A chamada praça do Ciclista, ponto de encontro de cicloativistas, passou a
receber o cultivo de hortaliças em outubro passado. A rega é feita todas as
tardes por seis voluntários, que se revezam na manutenção da horta, sem
cercas protetoras, rodeada por vias entre as mais movimentadas da cidade.
Ainda assim, plantas sem viço e uma sujeira aqui e ali podem dar a
impressão de certo ar de abandono.
Na horta do BNH, na Vila Madalena, as plantas são espalhadas por pontos
dispersos na praça. A ausência de cercas permite que cachorros transitem
por ali, livremente. O mesmo se observa na horta da Nascente, na Pompeia.

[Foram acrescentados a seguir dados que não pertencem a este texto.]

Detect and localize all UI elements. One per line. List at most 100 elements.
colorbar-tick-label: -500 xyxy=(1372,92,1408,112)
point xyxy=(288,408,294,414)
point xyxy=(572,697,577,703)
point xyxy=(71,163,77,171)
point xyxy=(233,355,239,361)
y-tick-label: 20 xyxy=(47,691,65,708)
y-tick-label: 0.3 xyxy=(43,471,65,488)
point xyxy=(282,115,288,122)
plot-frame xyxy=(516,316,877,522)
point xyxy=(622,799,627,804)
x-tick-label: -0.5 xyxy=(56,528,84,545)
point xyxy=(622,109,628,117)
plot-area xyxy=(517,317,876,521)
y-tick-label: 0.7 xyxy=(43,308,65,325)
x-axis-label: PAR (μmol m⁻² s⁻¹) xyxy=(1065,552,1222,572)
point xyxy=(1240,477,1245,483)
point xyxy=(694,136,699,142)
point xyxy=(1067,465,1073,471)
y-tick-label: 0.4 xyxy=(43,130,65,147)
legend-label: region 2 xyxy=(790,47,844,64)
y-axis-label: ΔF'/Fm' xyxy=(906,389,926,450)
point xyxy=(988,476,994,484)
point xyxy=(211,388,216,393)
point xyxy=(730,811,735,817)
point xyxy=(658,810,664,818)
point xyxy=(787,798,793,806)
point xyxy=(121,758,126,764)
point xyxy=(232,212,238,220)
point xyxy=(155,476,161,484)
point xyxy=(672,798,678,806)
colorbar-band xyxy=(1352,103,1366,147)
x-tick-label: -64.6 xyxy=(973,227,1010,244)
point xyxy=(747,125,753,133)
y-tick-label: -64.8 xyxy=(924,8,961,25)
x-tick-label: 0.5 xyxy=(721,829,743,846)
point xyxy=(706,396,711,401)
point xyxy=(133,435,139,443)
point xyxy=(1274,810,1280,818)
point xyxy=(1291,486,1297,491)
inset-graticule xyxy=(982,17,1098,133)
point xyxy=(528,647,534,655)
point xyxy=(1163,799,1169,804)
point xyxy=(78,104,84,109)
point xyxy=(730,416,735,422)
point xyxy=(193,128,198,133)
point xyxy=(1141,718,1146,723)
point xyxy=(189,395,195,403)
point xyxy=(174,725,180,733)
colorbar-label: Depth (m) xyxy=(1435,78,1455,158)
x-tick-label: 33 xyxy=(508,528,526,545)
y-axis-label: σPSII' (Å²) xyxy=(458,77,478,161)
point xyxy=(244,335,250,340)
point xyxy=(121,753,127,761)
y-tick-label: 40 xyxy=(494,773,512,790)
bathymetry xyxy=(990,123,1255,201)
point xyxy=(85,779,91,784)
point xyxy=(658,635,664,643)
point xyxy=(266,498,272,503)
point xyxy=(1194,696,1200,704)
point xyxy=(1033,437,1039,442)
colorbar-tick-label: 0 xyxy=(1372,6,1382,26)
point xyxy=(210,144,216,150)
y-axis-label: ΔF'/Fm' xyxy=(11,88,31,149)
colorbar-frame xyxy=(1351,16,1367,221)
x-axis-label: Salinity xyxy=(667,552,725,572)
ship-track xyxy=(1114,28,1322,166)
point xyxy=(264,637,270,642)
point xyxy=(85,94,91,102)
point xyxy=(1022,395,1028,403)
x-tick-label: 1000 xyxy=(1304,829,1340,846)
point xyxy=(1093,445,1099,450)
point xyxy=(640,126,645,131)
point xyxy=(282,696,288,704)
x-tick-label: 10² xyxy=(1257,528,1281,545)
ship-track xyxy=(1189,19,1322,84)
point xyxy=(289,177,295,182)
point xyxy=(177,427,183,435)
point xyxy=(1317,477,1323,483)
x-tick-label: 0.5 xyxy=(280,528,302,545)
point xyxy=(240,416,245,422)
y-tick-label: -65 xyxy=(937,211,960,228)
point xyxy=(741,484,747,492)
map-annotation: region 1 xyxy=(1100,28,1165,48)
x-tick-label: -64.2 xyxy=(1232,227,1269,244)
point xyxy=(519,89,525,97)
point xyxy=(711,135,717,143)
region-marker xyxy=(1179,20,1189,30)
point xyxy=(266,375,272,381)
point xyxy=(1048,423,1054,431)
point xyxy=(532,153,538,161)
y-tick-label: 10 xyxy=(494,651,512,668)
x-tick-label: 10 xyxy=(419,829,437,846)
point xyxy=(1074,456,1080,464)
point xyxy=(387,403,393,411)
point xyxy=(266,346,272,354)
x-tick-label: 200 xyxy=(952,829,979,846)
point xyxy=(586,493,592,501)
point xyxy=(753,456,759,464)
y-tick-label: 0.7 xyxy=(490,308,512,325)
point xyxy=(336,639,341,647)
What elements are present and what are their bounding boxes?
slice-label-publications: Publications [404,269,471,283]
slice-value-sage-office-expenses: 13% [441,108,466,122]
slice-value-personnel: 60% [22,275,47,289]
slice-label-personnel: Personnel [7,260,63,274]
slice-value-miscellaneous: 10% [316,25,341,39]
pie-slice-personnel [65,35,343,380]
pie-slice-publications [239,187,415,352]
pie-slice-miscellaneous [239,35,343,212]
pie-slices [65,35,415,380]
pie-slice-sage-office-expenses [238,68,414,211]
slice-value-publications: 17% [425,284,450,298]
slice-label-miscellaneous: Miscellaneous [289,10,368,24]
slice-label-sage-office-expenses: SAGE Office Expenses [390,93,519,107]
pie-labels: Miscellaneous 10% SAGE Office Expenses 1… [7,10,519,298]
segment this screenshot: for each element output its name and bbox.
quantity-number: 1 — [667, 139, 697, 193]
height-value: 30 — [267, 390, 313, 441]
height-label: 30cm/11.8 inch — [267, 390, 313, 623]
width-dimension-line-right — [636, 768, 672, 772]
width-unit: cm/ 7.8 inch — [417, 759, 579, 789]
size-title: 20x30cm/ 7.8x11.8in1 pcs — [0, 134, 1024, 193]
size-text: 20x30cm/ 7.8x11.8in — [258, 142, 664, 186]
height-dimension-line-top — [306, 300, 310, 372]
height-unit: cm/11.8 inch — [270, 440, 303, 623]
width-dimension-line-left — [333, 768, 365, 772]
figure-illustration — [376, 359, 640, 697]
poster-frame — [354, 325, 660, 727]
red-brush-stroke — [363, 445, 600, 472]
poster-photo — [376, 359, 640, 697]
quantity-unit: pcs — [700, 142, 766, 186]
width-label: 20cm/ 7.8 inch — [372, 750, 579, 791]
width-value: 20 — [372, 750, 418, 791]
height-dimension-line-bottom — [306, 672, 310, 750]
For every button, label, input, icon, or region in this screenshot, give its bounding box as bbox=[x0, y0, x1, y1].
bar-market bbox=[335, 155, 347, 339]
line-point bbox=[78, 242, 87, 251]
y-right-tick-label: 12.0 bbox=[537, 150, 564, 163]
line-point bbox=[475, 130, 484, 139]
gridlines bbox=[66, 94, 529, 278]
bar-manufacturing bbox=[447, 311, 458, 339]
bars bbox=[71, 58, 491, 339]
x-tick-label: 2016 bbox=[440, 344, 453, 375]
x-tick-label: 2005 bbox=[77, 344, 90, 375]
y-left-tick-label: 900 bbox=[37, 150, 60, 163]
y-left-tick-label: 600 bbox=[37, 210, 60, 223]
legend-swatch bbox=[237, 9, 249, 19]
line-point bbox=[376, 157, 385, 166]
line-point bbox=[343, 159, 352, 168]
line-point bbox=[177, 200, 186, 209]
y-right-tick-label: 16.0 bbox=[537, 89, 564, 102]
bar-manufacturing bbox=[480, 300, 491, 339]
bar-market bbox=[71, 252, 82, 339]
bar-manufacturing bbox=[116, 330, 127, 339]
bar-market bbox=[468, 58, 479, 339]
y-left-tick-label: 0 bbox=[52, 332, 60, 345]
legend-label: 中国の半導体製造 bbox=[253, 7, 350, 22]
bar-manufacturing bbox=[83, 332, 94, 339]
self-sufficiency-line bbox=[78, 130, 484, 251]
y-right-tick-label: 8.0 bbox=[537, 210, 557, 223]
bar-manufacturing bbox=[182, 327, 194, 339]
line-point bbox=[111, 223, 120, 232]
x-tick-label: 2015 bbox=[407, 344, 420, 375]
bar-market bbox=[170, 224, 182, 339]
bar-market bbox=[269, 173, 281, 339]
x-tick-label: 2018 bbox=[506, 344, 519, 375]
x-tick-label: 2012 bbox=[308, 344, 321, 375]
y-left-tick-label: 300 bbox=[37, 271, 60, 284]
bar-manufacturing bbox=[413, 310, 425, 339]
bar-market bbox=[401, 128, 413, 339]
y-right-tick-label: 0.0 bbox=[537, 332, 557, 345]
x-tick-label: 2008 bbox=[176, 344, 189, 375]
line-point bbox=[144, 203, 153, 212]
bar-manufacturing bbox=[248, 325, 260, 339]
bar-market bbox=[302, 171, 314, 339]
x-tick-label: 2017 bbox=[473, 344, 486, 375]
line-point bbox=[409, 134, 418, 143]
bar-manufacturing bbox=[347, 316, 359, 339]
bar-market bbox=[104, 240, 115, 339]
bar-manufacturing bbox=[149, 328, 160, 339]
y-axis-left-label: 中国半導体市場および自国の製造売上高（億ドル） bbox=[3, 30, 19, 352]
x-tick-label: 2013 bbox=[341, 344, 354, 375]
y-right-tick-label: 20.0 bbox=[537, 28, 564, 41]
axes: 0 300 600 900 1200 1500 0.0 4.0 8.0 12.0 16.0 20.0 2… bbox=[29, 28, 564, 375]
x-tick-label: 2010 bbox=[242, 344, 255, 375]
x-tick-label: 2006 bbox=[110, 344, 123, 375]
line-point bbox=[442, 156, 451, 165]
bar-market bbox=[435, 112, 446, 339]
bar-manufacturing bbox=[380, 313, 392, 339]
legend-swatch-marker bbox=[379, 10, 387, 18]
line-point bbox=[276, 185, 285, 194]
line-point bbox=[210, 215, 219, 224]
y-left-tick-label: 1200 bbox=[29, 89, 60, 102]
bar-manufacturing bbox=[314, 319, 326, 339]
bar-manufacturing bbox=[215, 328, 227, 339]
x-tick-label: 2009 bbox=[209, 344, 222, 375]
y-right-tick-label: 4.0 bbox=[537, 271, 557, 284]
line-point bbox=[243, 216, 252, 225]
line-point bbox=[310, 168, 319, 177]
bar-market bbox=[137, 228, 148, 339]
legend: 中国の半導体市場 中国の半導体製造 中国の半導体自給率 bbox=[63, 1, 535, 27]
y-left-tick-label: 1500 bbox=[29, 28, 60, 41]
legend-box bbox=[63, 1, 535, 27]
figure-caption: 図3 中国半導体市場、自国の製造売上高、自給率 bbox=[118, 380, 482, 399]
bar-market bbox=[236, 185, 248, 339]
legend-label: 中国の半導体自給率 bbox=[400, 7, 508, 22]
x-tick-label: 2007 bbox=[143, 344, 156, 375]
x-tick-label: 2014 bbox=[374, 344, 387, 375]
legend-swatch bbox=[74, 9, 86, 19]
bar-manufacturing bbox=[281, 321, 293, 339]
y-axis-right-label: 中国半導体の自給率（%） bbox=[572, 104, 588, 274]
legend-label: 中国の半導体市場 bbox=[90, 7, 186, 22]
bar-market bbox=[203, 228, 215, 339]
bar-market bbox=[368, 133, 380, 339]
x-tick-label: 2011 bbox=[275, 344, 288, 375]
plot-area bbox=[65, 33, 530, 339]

Além de receber ajuda em mutirões semanais, os voluntários fazem parte de
um grupo que cuida de outras hortas comunitárias na cidade, os Hortelões Urbanos.
O grupo se formou pouco antes da criação da horta das Corujas, que
ocupa 800 m2 da praça Dolores Ibarruri, na Vila Beatriz. Isolado do
conglomerado urbano por árvores, o espaço é o mais bem organizado
desse movimento.
Seus organizadores estão entre os poucos que estabeleceram um acordo,
ainda que informal, com a subprefeitura e mantêm diálogo aberto com o poder público.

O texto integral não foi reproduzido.